Asosiasi Penyelenggara Jasa Internet (APJII) mengungkapkan kekhawatiran atas hadirnya Starlink di segmen ritel, yang bisa mengancam kelangsungan usaha ISP lokal dan mendorong aktivitas internet ilegal. Mereka juga menekankan pentingnya kesetaraan kesempatan berusaha dan kepentingan nasional.
Asosiasi Satelit Indonesia (ASSI) menjelaskan bahwa harga Starlink di Indonesia adalah yang termurah dibandingkan dengan layanan VSAT lainnya. Biaya perangkat selama promosi adalah Rp4,6 juta, dan biaya berlangganan Rp750.000, yang lebih murah dari layanan VSAT lokal yang mencapai Rp3,5 juta.
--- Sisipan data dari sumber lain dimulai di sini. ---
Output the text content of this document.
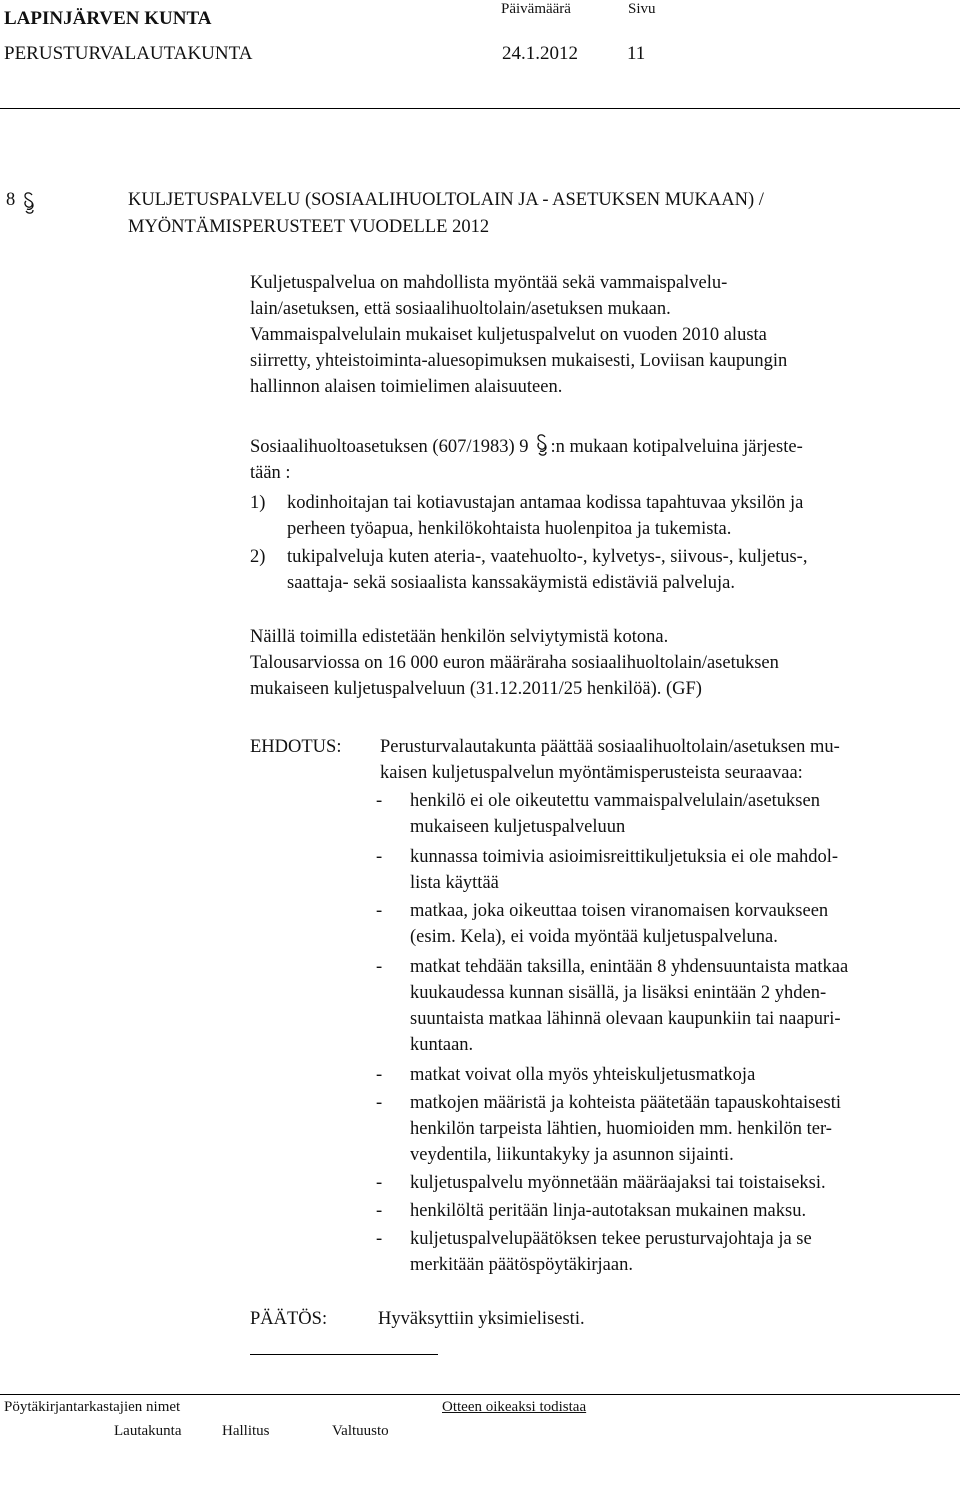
LAPINJÄRVEN KUNTA	Päivämäärä	Sivu
PERUSTURVALAUTAKUNTA	24.1.2012	11
8	KULJETUSPALVELU (SOSIAALIHUOLTOLAIN JA - ASETUKSEN MUKAAN) /
MYÖNTÄMISPERUSTEET VUODELLE 2012
Kuljetuspalvelua on mahdollista myöntää sekä vammaispalvelu-
lain/asetuksen, että sosiaalihuoltolain/asetuksen mukaan.
Vammaispalvelulain mukaiset kuljetuspalvelut on vuoden 2010 alusta
siirretty, yhteistoiminta-aluesopimuksen mukaisesti, Loviisan kaupungin
hallinnon alaisen toimielimen alaisuuteen.
Sosiaalihuoltoasetuksen (607/1983) 9 :n mukaan kotipalveluina järjeste-
tään :
1) kodinhoitajan tai kotiavustajan antamaa kodissa tapahtuvaa yksilön ja
perheen työapua, henkilökohtaista huolenpitoa ja tukemista.
2) tukipalveluja kuten ateria-, vaatehuolto-, kylvetys-, siivous-, kuljetus-,
saattaja- sekä sosiaalista kanssakäymistä edistäviä palveluja.
Näillä toimilla edistetään henkilön selviytymistä kotona.
Talousarviossa on 16 000 euron määräraha sosiaalihuoltolain/asetuksen
mukaiseen kuljetuspalveluun (31.12.2011/25 henkilöä). (GF)
EHDOTUS: Perusturvalautakunta päättää sosiaalihuoltolain/asetuksen mu-
kaisen kuljetuspalvelun myöntämisperusteista seuraavaa:
- henkilö ei ole oikeutettu vammaispalvelulain/asetuksen
mukaiseen kuljetuspalveluun
- kunnassa toimivia asioimisreittikuljetuksia ei ole mahdol-
lista käyttää
- matkaa, joka oikeuttaa toisen viranomaisen korvaukseen
(esim. Kela), ei voida myöntää kuljetuspalveluna.
- matkat tehdään taksilla, enintään 8 yhdensuuntaista matkaa
kuukaudessa kunnan sisällä, ja lisäksi enintään 2 yhden-
suuntaista matkaa lähinnä olevaan kaupunkiin tai naapuri-
kuntaan.
- matkat voivat olla myös yhteiskuljetusmatkoja
- matkojen määristä ja kohteista päätetään tapauskohtaisesti
henkilön tarpeista lähtien, huomioiden mm. henkilön ter-
veydentila, liikuntakyky ja asunnon sijainti.
- kuljetuspalvelu myönnetään määräajaksi tai toistaiseksi.
- henkilöltä peritään linja-autotaksan mukainen maksu.
- kuljetuspalvelupäätöksen tekee perusturvajohtaja ja se
merkitään päätöspöytäkirjaan.
PÄÄTÖS:	Hyväksyttiin yksimielisesti.
Pöytäkirjantarkastajien nimet	Otteen oikeaksi todistaa
Lautakunta	Hallitus	Valtuusto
KPPU (Komisi Pengawas Persaingan Usaha) menyatakan kekhawatiran tentang predatory pricing yang dilakukan Starlink, yang bisa merugikan pelaku usaha UMKM. Mereka juga mempertanyakan apakah Starlink menggunakan regulasi yang sama dengan pelaku usaha lainnya, mengingat teknologi yang digunakan adalah teknologi baru.
Starlink Indonesia membantah semua anggapan tersebut, menyatakan bahwa mereka telah mematuhi seluruh regulasi dan telah melaksanakan kewajiban yang telah ditetapkan. Mereka juga mengklaim telah menghubungkan 3 juta orang melalui layanan internet satelitnya di 100 negara, termasuk Indonesia, dan telah mencapai wilayah-wilayah yang sebelumnya belum terjangkau internet.
VP Engineering Starlink, Michael Nicolls, menyatakan bahwa mereka memiliki 221 satelit dengan kemampuan fronthaul 20 Tbps dan telah melakukan 11 peluncuran hingga 1 Juni 2024. Mereka juga menjalankan bisnis telekomunikasi melalui 26 satelit, tanpa operator seluler pada fase awal.
Sempat dinformasikan Kabar Bursa, Starlink beroperasi dengan pemancar atau antena yang terhubung dengan satelit LEO pada ketinggian antara 200-2.000 km di atas permukaan laut. Melalui satelit NGSO dengan kekuatan 180 Gbps HTS Ka/Ku-Band, Starlink bisa menyediakan layanan mandiri tanpa bantuan operator seluler, dikenal sebagai direct to cell.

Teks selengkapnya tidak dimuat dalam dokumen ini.